John Kane-Berman says Jacob Zuma's new line on the matter doesn't make that much sense

What is President Jacob Zuma's government up to with land reform?  Not only Mr Zuma, but also his minister of rural development and land reform, Gugile Nkwinti, have on several occasions this year spoken of restitution without compensation. The deputy minister of public service and administration, Ayanda Dlodlo, has done the same.  

Yet both Mr Zuma and Mr Nkwinti say a "pre-colonial audit of land ownership, use, and occupation patterns" must be completed before a single law is developed to address the issue of restitution without compensation. Presumably this is why the African National Congress (ANC) at the end of last month rejected proposals in Parliament by the Economic Freedom Fighters (EFF) to set in motion a process for the necessary constitutional amendment. Apart from trying to seize the initiative, the EFF was jumping the gun.

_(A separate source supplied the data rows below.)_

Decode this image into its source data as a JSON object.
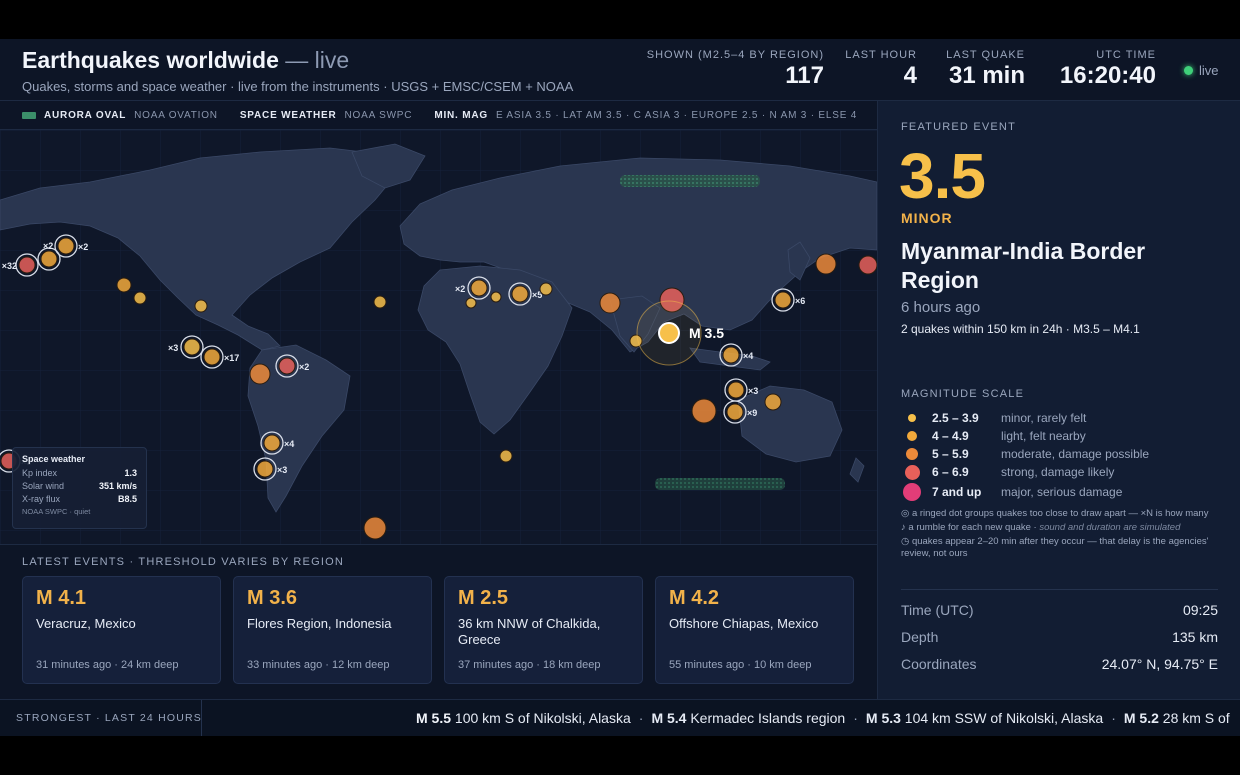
{
  "header": {
    "title": "Earthquakes worldwide",
    "title_suffix": "— live",
    "subtitle": "Quakes, storms and space weather · live from the instruments · USGS + EMSC/CSEM + NOAA",
    "stats": [
      {
        "label": "SHOWN (M2.5–4 BY REGION)",
        "value": "117"
      },
      {
        "label": "LAST HOUR",
        "value": "4"
      },
      {
        "label": "LAST QUAKE",
        "value": "31 min"
      },
      {
        "label": "UTC TIME",
        "value": "16:20:40"
      }
    ],
    "live_label": "live"
  },
  "legend": {
    "aurora_key": "AURORA OVAL",
    "aurora_src": "NOAA OVATION",
    "space_key": "SPACE WEATHER",
    "space_src": "NOAA SWPC",
    "minmag_key": "MIN. MAG",
    "minmag_val": "E ASIA 3.5 · LAT AM 3.5 · C ASIA 3 · EUROPE 2.5 · N AM 3 · ELSE 4"
  },
  "map": {
    "featured_label": "M 3.5",
    "cluster_labels": [
      "×32",
      "×2",
      "×2",
      "×3",
      "×17",
      "×2",
      "×4",
      "×3",
      "×3",
      "×2",
      "×5",
      "×4",
      "×3",
      "×9",
      "×6"
    ],
    "space_weather": {
      "title": "Space weather",
      "rows": [
        {
          "k": "Kp index",
          "v": "1.3"
        },
        {
          "k": "Solar wind",
          "v": "351 km/s"
        },
        {
          "k": "X-ray flux",
          "v": "B8.5"
        }
      ],
      "footer": "NOAA SWPC · quiet"
    }
  },
  "latest": {
    "heading": "LATEST EVENTS · THRESHOLD VARIES BY REGION",
    "events": [
      {
        "mag": "M 4.1",
        "place": "Veracruz, Mexico",
        "meta": "31 minutes ago · 24 km deep"
      },
      {
        "mag": "M 3.6",
        "place": "Flores Region, Indonesia",
        "meta": "33 minutes ago · 12 km deep"
      },
      {
        "mag": "M 2.5",
        "place": "36 km NNW of Chalkida, Greece",
        "meta": "37 minutes ago · 18 km deep"
      },
      {
        "mag": "M 4.2",
        "place": "Offshore Chiapas, Mexico",
        "meta": "55 minutes ago · 10 km deep"
      }
    ]
  },
  "featured": {
    "label": "FEATURED EVENT",
    "magnitude": "3.5",
    "class": "MINOR",
    "place": "Myanmar-India Border Region",
    "ago": "6 hours ago",
    "nearby": "2 quakes within 150 km in 24h · M3.5 – M4.1",
    "scale_label": "MAGNITUDE SCALE",
    "scale": [
      {
        "range": "2.5 – 3.9",
        "desc": "minor, rarely felt",
        "color": "#f7c04a"
      },
      {
        "range": "4 – 4.9",
        "desc": "light, felt nearby",
        "color": "#f2a93b"
      },
      {
        "range": "5 – 5.9",
        "desc": "moderate, damage possible",
        "color": "#ec8a3a"
      },
      {
        "range": "6 – 6.9",
        "desc": "strong, damage likely",
        "color": "#e8605a"
      },
      {
        "range": "7 and up",
        "desc": "major, serious damage",
        "color": "#e23d78"
      }
    ],
    "notes": {
      "ring": "a ringed dot groups quakes too close to draw apart — ×N is how many",
      "rumble": "a rumble for each new quake ·",
      "rumble_dim": "sound and duration are simulated",
      "delay": "quakes appear 2–20 min after they occur — that delay is the agencies' review, not ours"
    },
    "details": [
      {
        "k": "Time (UTC)",
        "v": "09:25"
      },
      {
        "k": "Depth",
        "v": "135 km"
      },
      {
        "k": "Coordinates",
        "v": "24.07° N, 94.75° E"
      }
    ]
  },
  "ticker": {
    "label": "STRONGEST · LAST 24 HOURS",
    "items": [
      {
        "mag": "M 5.5",
        "place": "100 km S of Nikolski, Alaska"
      },
      {
        "mag": "M 5.4",
        "place": "Kermadec Islands region"
      },
      {
        "mag": "M 5.3",
        "place": "104 km SSW of Nikolski, Alaska"
      },
      {
        "mag": "M 5.2",
        "place": "28 km S of"
      }
    ]
  },
  "colors": {
    "minor": "#f7c04a",
    "light": "#f2a93b",
    "moderate": "#ec8a3a",
    "strong": "#e8605a",
    "major": "#e23d78",
    "live": "#3fd07a",
    "aurora": "#3b8f6a"
  }
}
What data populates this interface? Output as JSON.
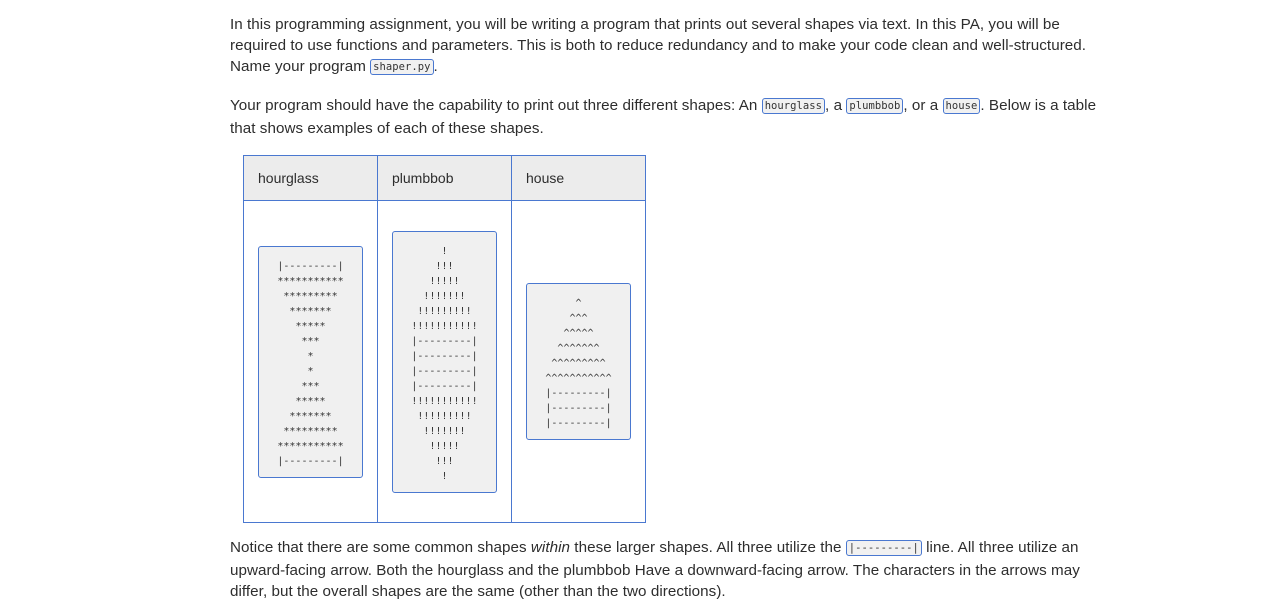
{
  "intro": {
    "p1_text": "In this programming assignment, you will be writing a program that prints out several shapes via text. In this PA, you will be required to use functions and parameters. This is both to reduce redundancy and to make your code clean and well-structured. Name your program ",
    "p1_code": "shaper.py",
    "p1_end": ".",
    "p2_a": "Your program should have the capability to print out three different shapes: An ",
    "p2_code1": "hourglass",
    "p2_b": ", a ",
    "p2_code2": "plumbbob",
    "p2_c": ", or a ",
    "p2_code3": "house",
    "p2_d": ". Below is a table that shows examples of each of these shapes."
  },
  "table": {
    "headers": [
      "hourglass",
      "plumbbob",
      "house"
    ],
    "shapes": [
      "|---------|\n***********\n*********\n*******\n*****\n***\n*\n*\n***\n*****\n*******\n*********\n***********\n|---------|",
      "!\n!!!\n!!!!!\n!!!!!!!\n!!!!!!!!!\n!!!!!!!!!!!\n|---------|\n|---------|\n|---------|\n|---------|\n!!!!!!!!!!!\n!!!!!!!!!\n!!!!!!!\n!!!!!\n!!!\n!",
      "^\n^^^\n^^^^^\n^^^^^^^\n^^^^^^^^^\n^^^^^^^^^^^\n|---------|\n|---------|\n|---------|"
    ]
  },
  "outro": {
    "a": "Notice that there are some common shapes ",
    "em": "within",
    "b": " these larger shapes. All three utilize the ",
    "code": "|---------|",
    "c": " line. All three utilize an upward-facing arrow. Both the hourglass and the plumbbob Have a downward-facing arrow. The characters in the arrows may differ, but the overall shapes are the same (other than the two directions)."
  }
}
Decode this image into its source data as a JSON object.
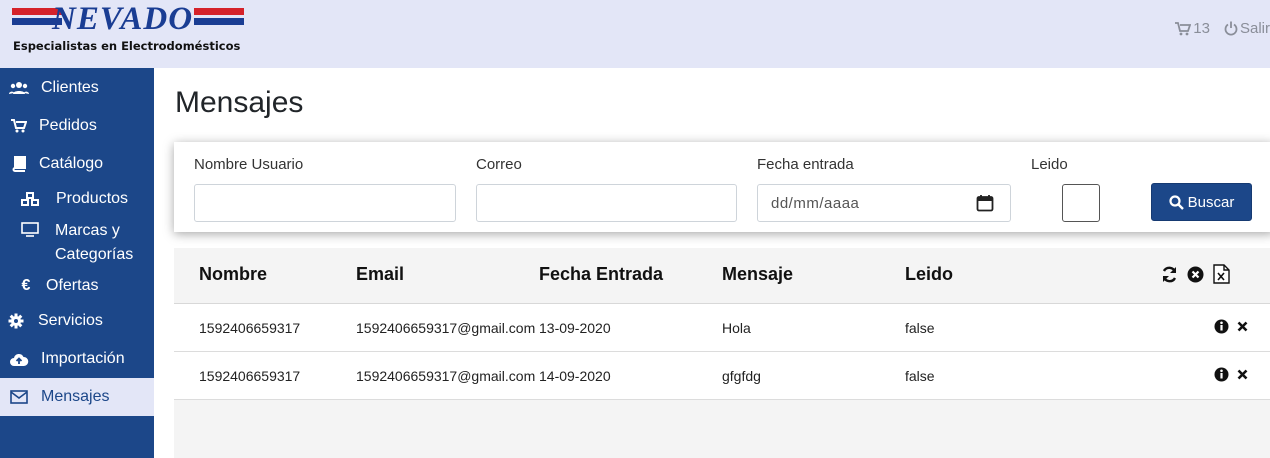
{
  "logo": {
    "brand": "NEVADO",
    "tagline": "Especialistas en Electrodomésticos"
  },
  "header": {
    "cart_count": "13",
    "logout_label": "Salir"
  },
  "sidebar": {
    "items": [
      {
        "label": "Clientes",
        "icon": "users-icon"
      },
      {
        "label": "Pedidos",
        "icon": "cart-icon"
      },
      {
        "label": "Catálogo",
        "icon": "book-icon"
      },
      {
        "label": "Productos",
        "icon": "cubes-icon"
      },
      {
        "label": "Marcas y",
        "label2": "Categorías",
        "icon": "monitor-icon"
      },
      {
        "label": "Ofertas",
        "icon": "euro-icon"
      },
      {
        "label": "Servicios",
        "icon": "gear-icon"
      },
      {
        "label": "Importación",
        "icon": "cloud-upload-icon"
      },
      {
        "label": "Mensajes",
        "icon": "envelope-icon",
        "active": true
      }
    ]
  },
  "page": {
    "title": "Mensajes"
  },
  "filters": {
    "nombre_label": "Nombre Usuario",
    "nombre_value": "",
    "correo_label": "Correo",
    "correo_value": "",
    "fecha_label": "Fecha entrada",
    "fecha_placeholder": "dd/mm/aaaa",
    "leido_label": "Leido",
    "buscar_label": "Buscar"
  },
  "table": {
    "headers": [
      "Nombre",
      "Email",
      "Fecha Entrada",
      "Mensaje",
      "Leido"
    ],
    "rows": [
      {
        "nombre": "1592406659317",
        "email": "1592406659317@gmail.com",
        "fecha": "13-09-2020",
        "mensaje": "Hola",
        "leido": "false"
      },
      {
        "nombre": "1592406659317",
        "email": "1592406659317@gmail.com",
        "fecha": "14-09-2020",
        "mensaje": "gfgfdg",
        "leido": "false"
      }
    ]
  },
  "colors": {
    "primary": "#1c4789",
    "header_bg": "#e3e6f7",
    "logo_red": "#d5222a"
  }
}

The "pre-colonial" land audit could drag on for years. A promised audit of privately owned land has already dragged on for years. An audit of state-owned also has yet to be completed. Some 20 000 land claims lodged in terms of the restitution process launched shortly after the ANC came to power have still to be finalised.

The promised reopening of land claims has been put on hold because the Constitutional Court last year declared that the necessary legislation had not been properly enacted. When and if Parliament gets around to re-enacting it properly, as many as 379 000 new claims could be lodged, according to the Department of Rural Development and Land Reform.

When reopening was first mooted, at least one major agricultural organisation suggested that  the intention was to bog the whole process down in red tape for years on end. In a speech three weeks ago in which he spoke of the "pre-colonial audit", Mr Nkwinti also gave a long list of problems with implementing land reform. Among them were "incoherent institutional transformation", incomplete and inaccessible records, and the "racial declassification" of records.

These, he said, were "but a few examples of the complexity of land reform". Moreover, "land reform is not just about taking land from one racial group and giving it to another". Last year, when Mr Zuma was promising to speed up land reform, Nr Nkwinti said the government wished to ensure that future redistributed land remained productive.

What is going on? Is the government trying to move away from its cherished policy under the guise of speeding it up? If it seriously wishes to speed up the policy, why introduce yet another audit? Exactly how far back is "pre-colonial"?  Jan van Riebeeck? The 1820 settlers? Where are the records?  

It is also difficult to speed things up when some of the legislation falls foul of the procedures laid down in the Constitution and winds up in the courts, as happened to the Restitution of Land Rights Amendment Act of 2014 and would probably also happen to the Expropriation Act of 2015 unless Parliament now sticks to the rules in re-enacting it. 

Mr Zuma in his state-of the-nation address last month complained that 90% of land claimants accepted financial compensation rather than land. Mr Nkwinti has voiced the same complaint in the past, while also stating that the 30% redistribution target is a waste of money.

All of this suggests that "radical economic transformation" as applied to land reform means not mass redistribution, but patronage involving more limited transfer to selected beneficiaries and friends. After all, most claimants want money rather than land anyway.

This does not exclude the possibility that cumbersome audits and other "complexities" will be used as a pretext for legislation that cuts all the red tape by taking all land into state "custodianship", and then leasing it back. The pre-colonial audit would be abandoned as unnecessary on the grounds that all the land before the whites "stole" it when they arrived can only have belonged to blacks anyway. Such legislation may also fall foul of the courts. But mass transfers of land from white to black farmers seem increasingly unlikely.  

* John Kane-Berman is a policy fellow at the IRR, a think-tank that promotes political and economic freedom.